The biggest challenge though, was Covid. We began this piece of work before we’d ever heard the word “Covid”. Three months in our user testing and sprint schedule were wildly disrupted thanks to lockdown. Our testing had to be put on pause until it was safe for us to venture out in public again, and we lost access to our Colleagues on the ground as they dealt with the overnight changes in their jobs.

We were able to adjust to remote testing relatively easily, and in hindsight I think we adapted and pivoted extremely well given the circumstances.

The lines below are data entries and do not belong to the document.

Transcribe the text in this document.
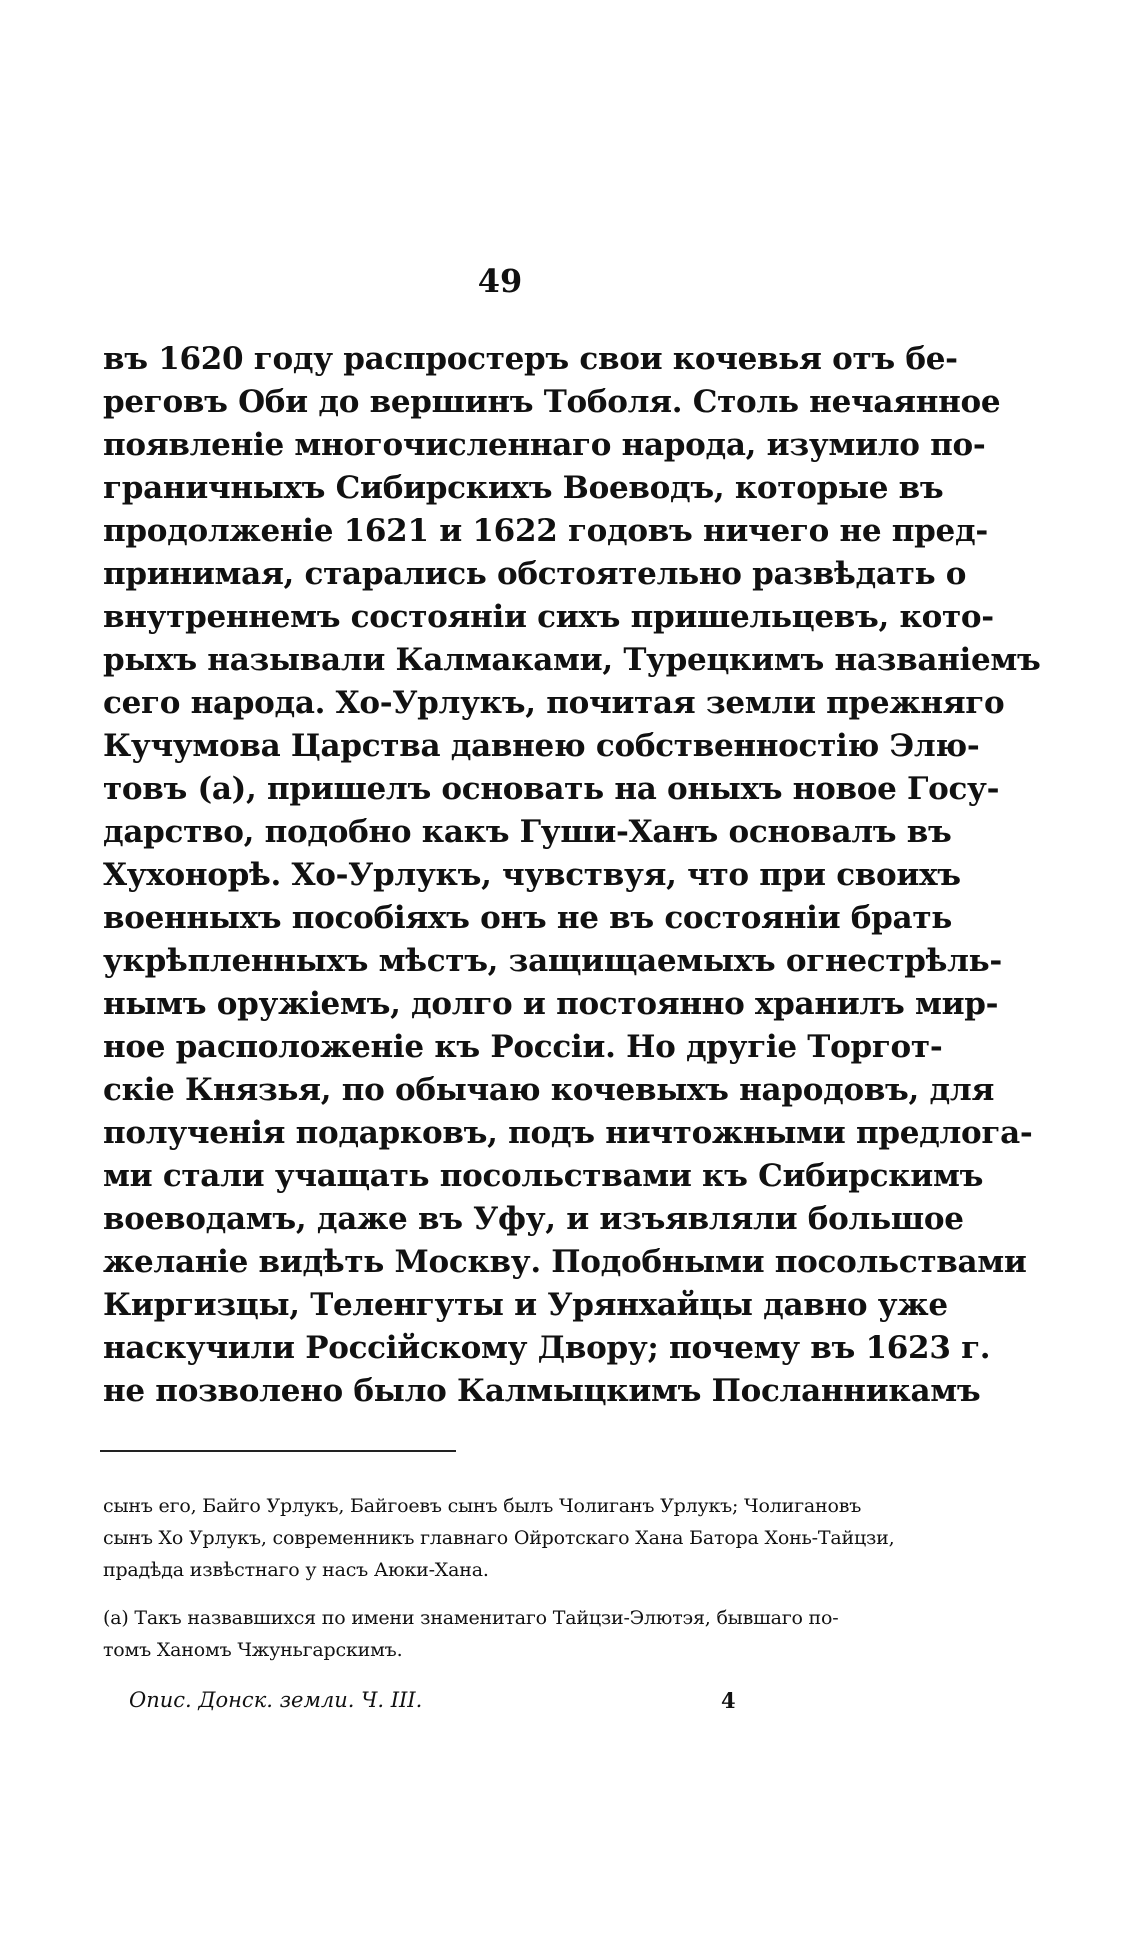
49
въ 1620 году распростеръ свои кочевья отъ бе-
реговъ Оби до вершинъ Тоболя. Столь нечаянное
появленіе многочисленнаго народа, изумило по-
граничныхъ Сибирскихъ Воеводъ, которые въ
продолженіе 1621 и 1622 годовъ ничего не пред-
принимая, старались обстоятельно развѣдать о
внутреннемъ состояніи сихъ пришельцевъ, кото-
рыхъ называли Калмаками, Турецкимъ названіемъ
сего народа. Хо-Урлукъ, почитая земли прежняго
Кучумова Царства давнею собственностію Элю-
товъ (а), пришелъ основать на оныхъ новое Госу-
дарство, подобно какъ Гуши-Ханъ основалъ въ
Хухонорѣ. Хо-Урлукъ, чувствуя, что при своихъ
военныхъ пособіяхъ онъ не въ состояніи брать
укрѣпленныхъ мѣстъ, защищаемыхъ огнестрѣль-
нымъ оружіемъ, долго и постоянно хранилъ мир-
ное расположеніе къ Россіи. Но другіе Торгот-
скіе Князья, по обычаю кочевыхъ народовъ, для
полученія подарковъ, подъ ничтожными предлога-
ми стали учащать посольствами къ Сибирскимъ
воеводамъ, даже въ Уфу, и изъявляли большое
желаніе видѣть Москву. Подобными посольствами
Киргизцы, Теленгуты и Урянхайцы давно уже
наскучили Россійскому Двору; почему въ 1623 г.
не позволено было Калмыцкимъ Посланникамъ
сынъ его, Байго Урлукъ, Байгоевъ сынъ былъ Чолиганъ Урлукъ; Чолигановъ
сынъ Хо Урлукъ, современникъ главнаго Ойротскаго Хана Батора Хонь-Тайцзи,
прадѣда извѣстнаго у насъ Аюки-Хана.
(а) Такъ назвавшихся по имени знаменитаго Тайцзи-Элютэя, бывшаго по-
томъ Ханомъ Чжуньгарскимъ.
Опис. Донск. земли. Ч. III.	4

We switched up our schedules to focus on designing more upfront, then when we could we tested a backlog of ideas, designs, and features, before implementing.

During the initial Covid whirlwind, our system was also pushed to the brink, with home delivery demands skyrocketing through lockdown. I remember a few weeks where most news articles I read were about the lack of Tesco delivery slots available. I felt partially personally responsible for this, not that any of my work was resulting in the lack of delivery drivers; there was a national shortage of drivers anyways, drivers were getting sick which left shifts unfilled, and the demand for slots doubled overnight. Still, our product was going to unlock scaling opportunities for Tesco to be able to fulfil this new demand. So I felt immense pressure to push through our design process and get the new system built as quickly as possible.

It was an incredibly stressful working environment, to say the least. At one point I developed a pinched nerve in my shoulder from sitting awkwardly at my make-shift home office for hours on end. But it was also incredibly rewarding. At a time when we were all going through the shock and trauma of the pandemic unfolding upon us, I felt grateful that my work was positively contributing to the general public getting their food while remaining safe. I felt privileged to have the opportunity to contribute to us getting through the pandemic in such a direct way, and I threw myself into the work completely.